After this, Otto insisted on taking us to his favorite Italian restaurant (where the picture below was taken). After an excellent meal, and yes more wine. Otto recounted memories of the the establishment of the Fern University- Germany’s distance university.
Otto noted that in the sixties German universities were hesitantly ready to reform higher education by establishing some forms of correspondence education. Plans for this purpose were devised by two Government committees which were assisted and coordinated by the Deutsches Institut für Fernstudienforschung at the University of Tübingen. At that time Otto was a member of this Institute. He was charged to present some of these German plans at a conference initiated by the Council of Europe in Strasbourg. When preparing the necessary conference papers it was awkward to him to have to translate the German term “Fernstudium” which applies to higher education only and is funded by the state, into “correspondence education” which invokes an association with commercial correspondence schools which quite often were in bad renown because of commercial misuse or even criminal practices. In no way should the new form of teaching at German universities compared with them. What did he do? He simply translated the German “Fernstudien” literally into English and called the new kind of teaching and learning “distance education”.

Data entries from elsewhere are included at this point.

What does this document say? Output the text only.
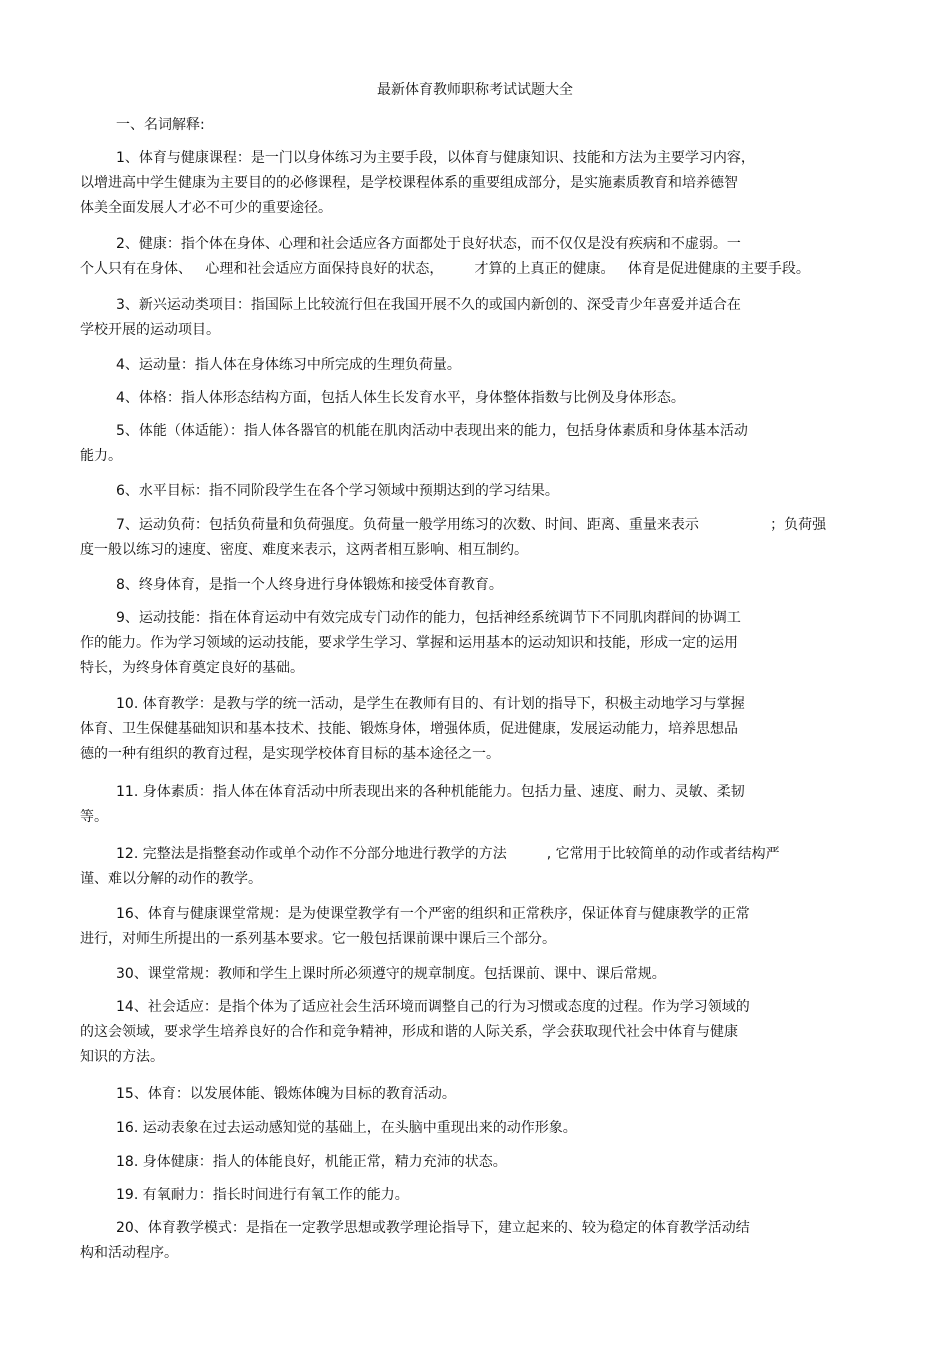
最新体育教师职称考试试题大全
一、名词解释:
1、体育与健康课程：是一门以身体练习为主要手段，以体育与健康知识、技能和方法为主要学习内容，
以增进高中学生健康为主要目的的必修课程，是学校课程体系的重要组成部分，是实施素质教育和培养德智
体美全面发展人才必不可少的重要途径。
2、健康：指个体在身体、心理和社会适应各方面都处于良好状态，而不仅仅是没有疾病和不虚弱。一
个人只有在身体、   心理和社会适应方面保持良好的状态，       才算的上真正的健康。   体育是促进健康的主要手段。
3、新兴运动类项目：指国际上比较流行但在我国开展不久的或国内新创的、深受青少年喜爱并适合在
学校开展的运动项目。
4、运动量：指人体在身体练习中所完成的生理负荷量。
4、体格：指人体形态结构方面，包括人体生长发育水平，身体整体指数与比例及身体形态。
5、体能（体适能）：指人体各器官的机能在肌肉活动中表现出来的能力，包括身体素质和身体基本活动
能力。
6、水平目标：指不同阶段学生在各个学习领域中预期达到的学习结果。
7、运动负荷：包括负荷量和负荷强度。负荷量一般学用练习的次数、时间、距离、重量来表示                ；负荷强
度一般以练习的速度、密度、难度来表示，这两者相互影响、相互制约。
8、终身体育，是指一个人终身进行身体锻炼和接受体育教育。
9、运动技能：指在体育运动中有效完成专门动作的能力，包括神经系统调节下不同肌肉群间的协调工
作的能力。作为学习领域的运动技能，要求学生学习、掌握和运用基本的运动知识和技能，形成一定的运用
特长，为终身体育奠定良好的基础。
10. 体育教学：是教与学的统一活动，是学生在教师有目的、有计划的指导下，积极主动地学习与掌握
体育、卫生保健基础知识和基本技术、技能、锻炼身体，增强体质，促进健康，发展运动能力，培养思想品
德的一种有组织的教育过程，是实现学校体育目标的基本途径之一。
11. 身体素质：指人体在体育活动中所表现出来的各种机能能力。包括力量、速度、耐力、灵敏、柔韧
等。
12. 完整法是指整套动作或单个动作不分部分地进行教学的方法         , 它常用于比较简单的动作或者结构严
谨、难以分解的动作的教学。
16、体育与健康课堂常规：是为使课堂教学有一个严密的组织和正常秩序，保证体育与健康教学的正常
进行，对师生所提出的一系列基本要求。它一般包括课前课中课后三个部分。
30、课堂常规：教师和学生上课时所必须遵守的规章制度。包括课前、课中、课后常规。
14、社会适应：是指个体为了适应社会生活环境而调整自己的行为习惯或态度的过程。作为学习领域的
的这会领域，要求学生培养良好的合作和竞争精神，形成和谐的人际关系，学会获取现代社会中体育与健康
知识的方法。
15、体育：以发展体能、锻炼体魄为目标的教育活动。
16. 运动表象在过去运动感知觉的基础上，在头脑中重现出来的动作形象。
18. 身体健康：指人的体能良好，机能正常，精力充沛的状态。
19. 有氧耐力：指长时间进行有氧工作的能力。
20、体育教学模式：是指在一定教学思想或教学理论指导下，建立起来的、较为稳定的体育教学活动结
构和活动程序。
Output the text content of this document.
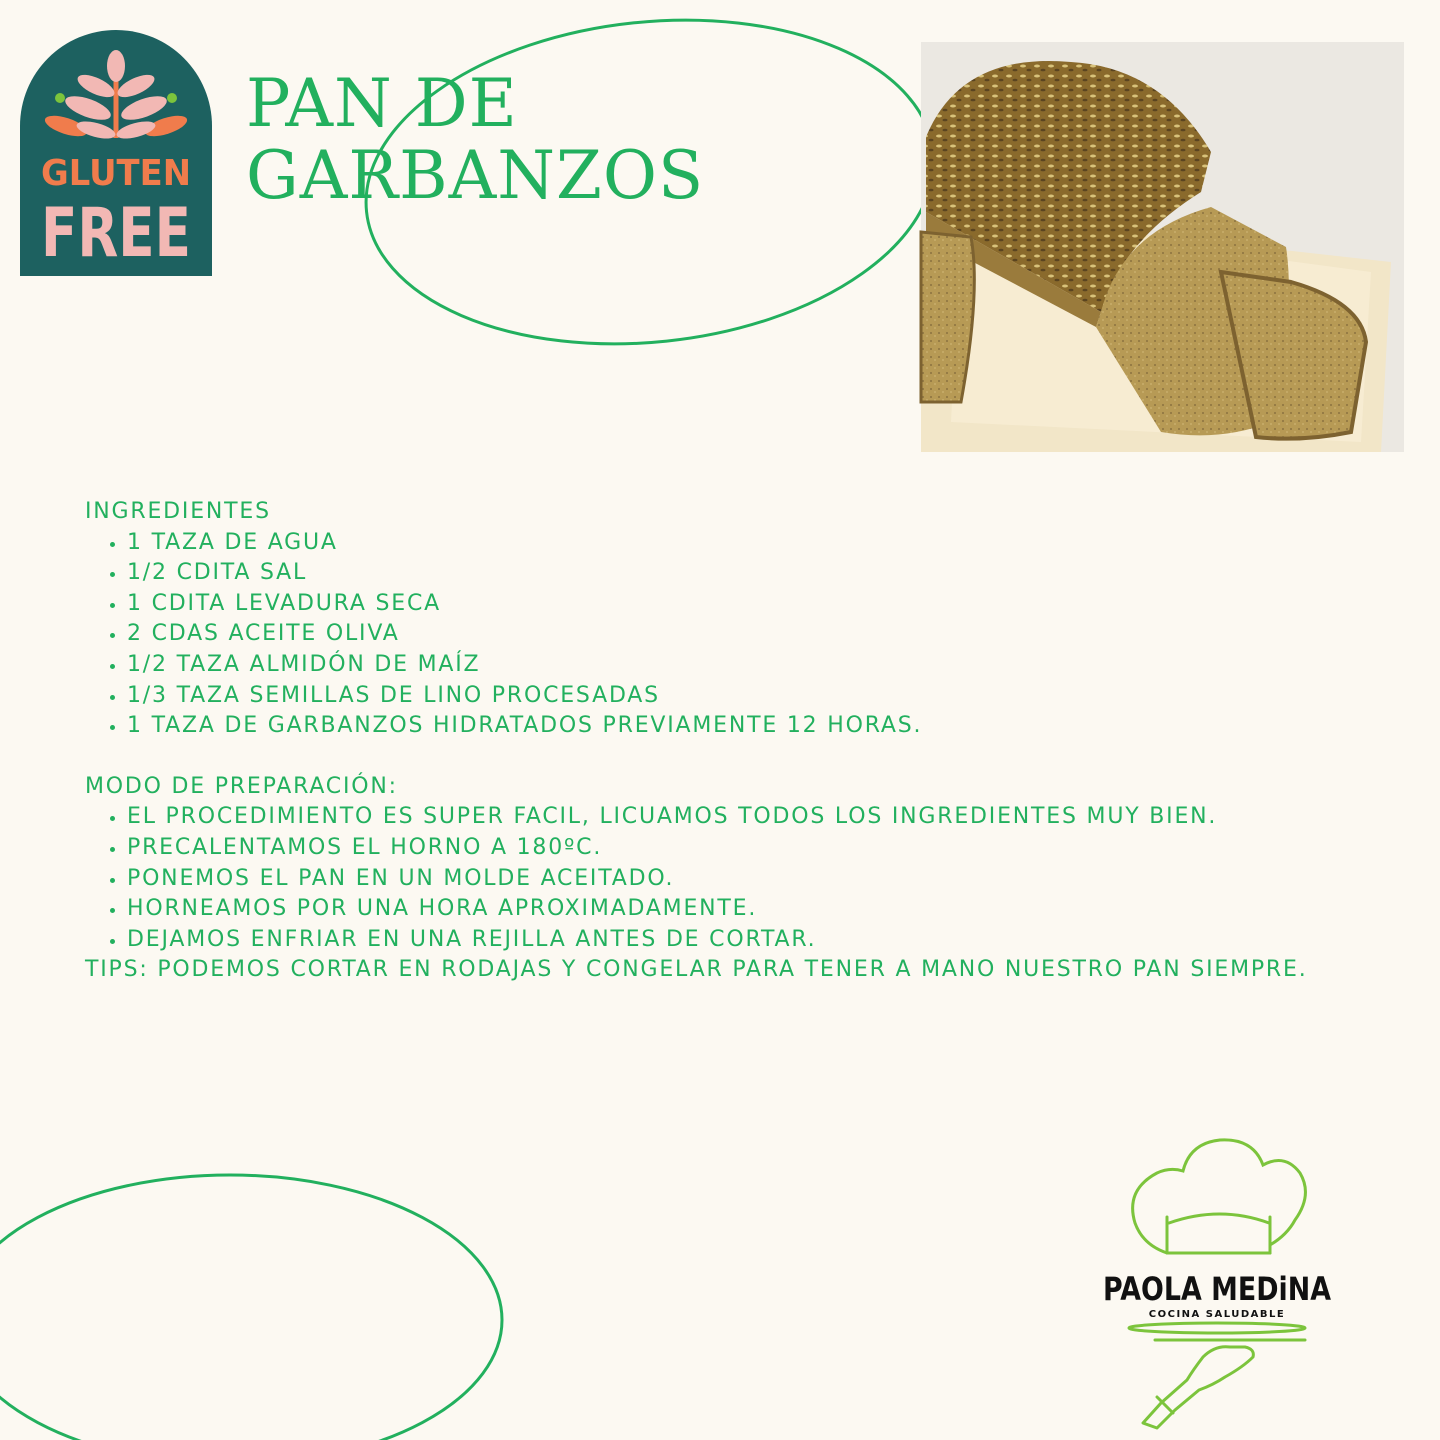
GLUTEN
FREE
PAN DE
GARBANZOS

INGREDIENTES

• 1 TAZA DE AGUA
• 1/2 CDITA SAL
• 1 CDITA LEVADURA SECA
• 2 CDAS ACEITE OLIVA
• 1/2 TAZA ALMIDÓN DE MAÍZ
• 1/3 TAZA SEMILLAS DE LINO PROCESADAS
• 1 TAZA DE GARBANZOS HIDRATADOS PREVIAMENTE 12 HORAS.

MODO DE PREPARACIÓN:

• EL PROCEDIMIENTO ES SUPER FACIL, LICUAMOS TODOS LOS INGREDIENTES MUY BIEN.
• PRECALENTAMOS EL HORNO A 180ºC.
• PONEMOS EL PAN EN UN MOLDE ACEITADO.
• HORNEAMOS POR UNA HORA APROXIMADAMENTE.
• DEJAMOS ENFRIAR EN UNA REJILLA ANTES DE CORTAR.

TIPS: PODEMOS CORTAR EN RODAJAS Y CONGELAR PARA TENER A MANO NUESTRO PAN SIEMPRE.

PAOLA MEDiNA
COCINA SALUDABLE
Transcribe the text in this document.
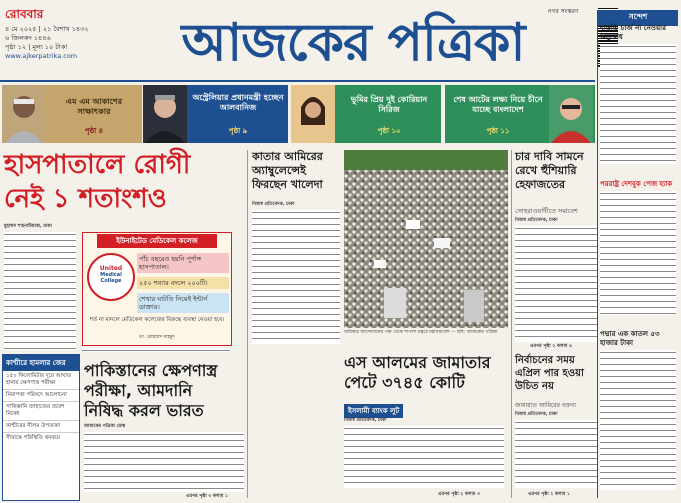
রোববার
৪ মে ২০২৫ | ২১ বৈশাখ ১৪৩২
৬ জিলকদ ১৪৪৬
পৃষ্ঠা ১২ | মূল্য ১০ টাকা
www.ajkerpatrika.com	আজকের পত্রিকা
নগর সংস্করণ
এম এম আকাশের সাক্ষাৎকার
পৃষ্ঠা ৪
অস্ট্রেলিয়ার প্রধানমন্ত্রী হচ্ছেন আলবানিজ
পৃষ্ঠা ৯
ভূমির প্রিয় দুই কোরিয়ান সিরিজ
পৃষ্ঠা ১০
শেষ আটের লক্ষ্য নিয়ে চীনে যাচ্ছে বাংলাদেশ
পৃষ্ঠা ১১
হাসপাতালে রোগী
নেই ১ শতাংশও
মুহাম্মদ শাহনাউয়াজ, ঢাকা
ইউনাইটেড মেডিকেল কলেজ
United
Medical
College
পাঁচ বছরেও হয়নি পূর্ণাঙ্গ হাসপাতাল।
২৫০ শয্যার বদলে ২০০টি।
শেখার ঘাটতি নিয়েই ইন্টার্ন ডাক্তার।
শর্ত না মানলে মেডিকেল কলেজের বিরুদ্ধে ব্যবস্থা নেওয়া হবে।
ডা. মোহাম্মদ মাহমুদ
কাশ্মীরে হামলার জের
১৫০ কিলোমিটার দূরে আঘাত হানার ক্ষেপণাস্ত্র পরীক্ষা
নিরাপত্তা পরিষদে আলোচনা
পাকিস্তানি জাহাজের প্রবেশ নিষেধ
কাশ্মীরের নীলম উপত্যকা
সীমান্তে পরিস্থিতি থমথমে
পাকিস্তানের ক্ষেপণাস্ত্র
পরীক্ষা, আমদানি
নিষিদ্ধ করল ভারত
আজকের পত্রিকা ডেস্ক
এরপর পৃষ্ঠা ৩ কলাম ১
কাতার আমিরের অ্যাম্বুলেন্সেই ফিরছেন খালেদা
নিজস্ব প্রতিবেদক, ঢাকা
অধিকার আন্দোলনের পক্ষ থেকে শাপলা চত্বরে মহাসমাবেশ — ছবি: আজকের পত্রিকা
এস আলমের জামাতার
পেটে ৩৭৪৫ কোটি
ইসলামী ব্যাংক লুট
নিজস্ব প্রতিবেদক, ঢাকা
এরপর পৃষ্ঠা ২ কলাম ৩
চার দাবি সামনে রেখে হুঁশিয়ারি হেফাজতের
সোহরাওয়ার্দীতে সমাবেশ
নিজস্ব প্রতিবেদক, ঢাকা
এরপর পৃষ্ঠা ২ কলাম ৪
নির্বাচনের সময় এপ্রিল পার হওয়া উচিত নয়
জামায়াত আমিরের বক্তব্য
নিজস্ব প্রতিবেদক, ঢাকা
এরপর পৃষ্ঠা ২ কলাম ১
সন্দেশ
বাড়তি চার্জ না নেওয়ার অনুরোধ
পররাষ্ট্র দেশবুক পেজ হ্যাক
পদ্মার এক কাতল ৫৩ হাজার টাকা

At that time Professor Norman MacKenzie, who had been a member of the Open University Planning Board, visited this Tübingen institute. Otto took a chance and asked him what he would think about the newly invented term “distance education”. His answer was definite: “This is not English at all – in any way!” How can you educate distance?? Otto disregarded his expert objection and used the new term consequently in the conference papers. The Council of Europe had invited experts from twelve countries. All of them heard and understood the new term for the first time. And they carried it home in their conference papers. Thus the term became internationally known and was adopted. More and more people used it and finally it became current and even popular. At the 1982 conference in about Otto’s efforts recommended that the name of the International Council of Correspondence Education (ICCE) should be changed into International the International Council of Distance Education (ICDE). A majority of the participants agreed and voted for this change. In this way the new term was finally adopted universally and even globally used.
Now, you may think that a visit to a 87 year old would be a nice and friendly social occasion, but you may not know Otto Peters. After the usual pleasantries and reminiscences of the one time we had met previously, he pulled out two large cards on which he had written questions about a paper I had written a few years ago and a few more from the video recording of a keynote speech I had presented in Sweden last year. He was not easily put off by glib answers and soon I was thinking about skyping my colleague George Siemens for reinforcement when the talk turned to Connectivism.
Otto also penned a very nice inscription in the copy of his latest book, published this year – Against the Tide: Critics of Digitalism, which contains Otto’s interpretations of the writings of 20 “warners, sceptics, scaremongers and apocalypticists” concerned with the current rush to all things digital. I can’t say I agree with all or even most of these critics, but thier ideas are important and need to be taken critically and seriously.
I only hope that I will be able to think and digest complex ideas as well as Otto, when I am 85! Right now as the Beatles aptly noted “When I’m 64” seems daunting enough.
Against the Tide is available for free download.